Etanercept is effective as monotherapy or in combination with methotrexate in rheumatoid arthritis: subanalysis of an observational study

• Published in: Clinical rheumatology Vol. 36; no. 9; pp. 1989 - 1996
• Main Authors: Gaubitz, Markus, Göttl, Karl-Heinz, Behmer, Olaf, Lippe, Ralph, Meng, Thomas, Löschmann, Peter-Andreas
• Format: Journal Article
• Language: English
• Published: London Springer London 01.09.2017; Springer Nature B.V
• Subjects: Clinical trials; Etanercept; Medicine; Medicine & Public Health; Methotrexate; Observational studies; Original Article; Remission; Rheumatoid arthritis; Rheumatology; Observational study; Tumor necrosis factor-alpha; Etanercept; Methotrexate; Rheumatoid arthritis
• ISSN: 0770-3198; 1434-9949
• DOI: 10.1007/s10067-017-3757-8

Approximately 30% of patients with rheumatoid arthritis receiving biological disease-modifying antirheumatic drugs (bDMARDs) take them as monotherapy.
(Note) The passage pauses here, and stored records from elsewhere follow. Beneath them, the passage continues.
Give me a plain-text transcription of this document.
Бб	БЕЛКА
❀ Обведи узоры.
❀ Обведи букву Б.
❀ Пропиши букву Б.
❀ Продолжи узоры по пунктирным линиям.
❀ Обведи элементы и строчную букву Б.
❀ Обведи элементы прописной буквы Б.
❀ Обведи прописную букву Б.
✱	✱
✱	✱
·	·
Although etanercept (ETN) monotherapy has been evaluated in clinical trials, data in the real-world setting are sparse. We compared the efficacy and safety of ETN, given alone or in combination with methotrexate (MTX), in routine clinical practice. This was a subanalysis of patients who received either ETN alone or ETN + MTX during a 52-week prospective, observational study conducted at 329 German centers. The primary endpoint was “Funktionsfragebogen Hannover” (Hannover Functional Ability Questionnaire [FFbH]; low FFbH = worse function) functional remission at week 26 and week 52. Secondary endpoints included the 28-joint count Disease Activity Score (DAS28), DAS28 remission (DAS28 < 2.6), and adverse events (AEs). Participating centers applied ETN monotherapy in 43.1% of patients and ETN + MTX in 56.9%. A smaller proportion of patients achieved FFbH functional remission with ETN vs ETN + MTX (31.9%, 95% confidence interval [CI] 29.1–34.9% vs 39.8%, 37.2–42.5%, respectively; p  < 0.001) at 26 weeks and at 52 weeks (38.4%, 35.1–41.7% vs 44.3%, 41.5–47.2%, respectively; p  = 0.007). After 52 weeks, the mean DAS28 (±SD) decreased from 5.5 ± 1.3 to 3.4 ± 1.4 (ETN) vs 5.3 ± 1.3 to 3.2 ± 1.3 (ETN + MTX) and DAS28 remission was achieved by 32.5% (95% CI 29.0–36.1%) of patients with ETN vs 38.8% (35.8–41.9%; p  = 0.007) with ETN + MTX. Overall, 20.6 (ETN) and 19.7% (ETN + MTX) of patients reported treatment-related AEs. Patients received ETN monotherapy almost as often as ETN + MTX. ETN + MTX appeared marginally more effective than ETN monotherapy in some, but not all, outcomes measured.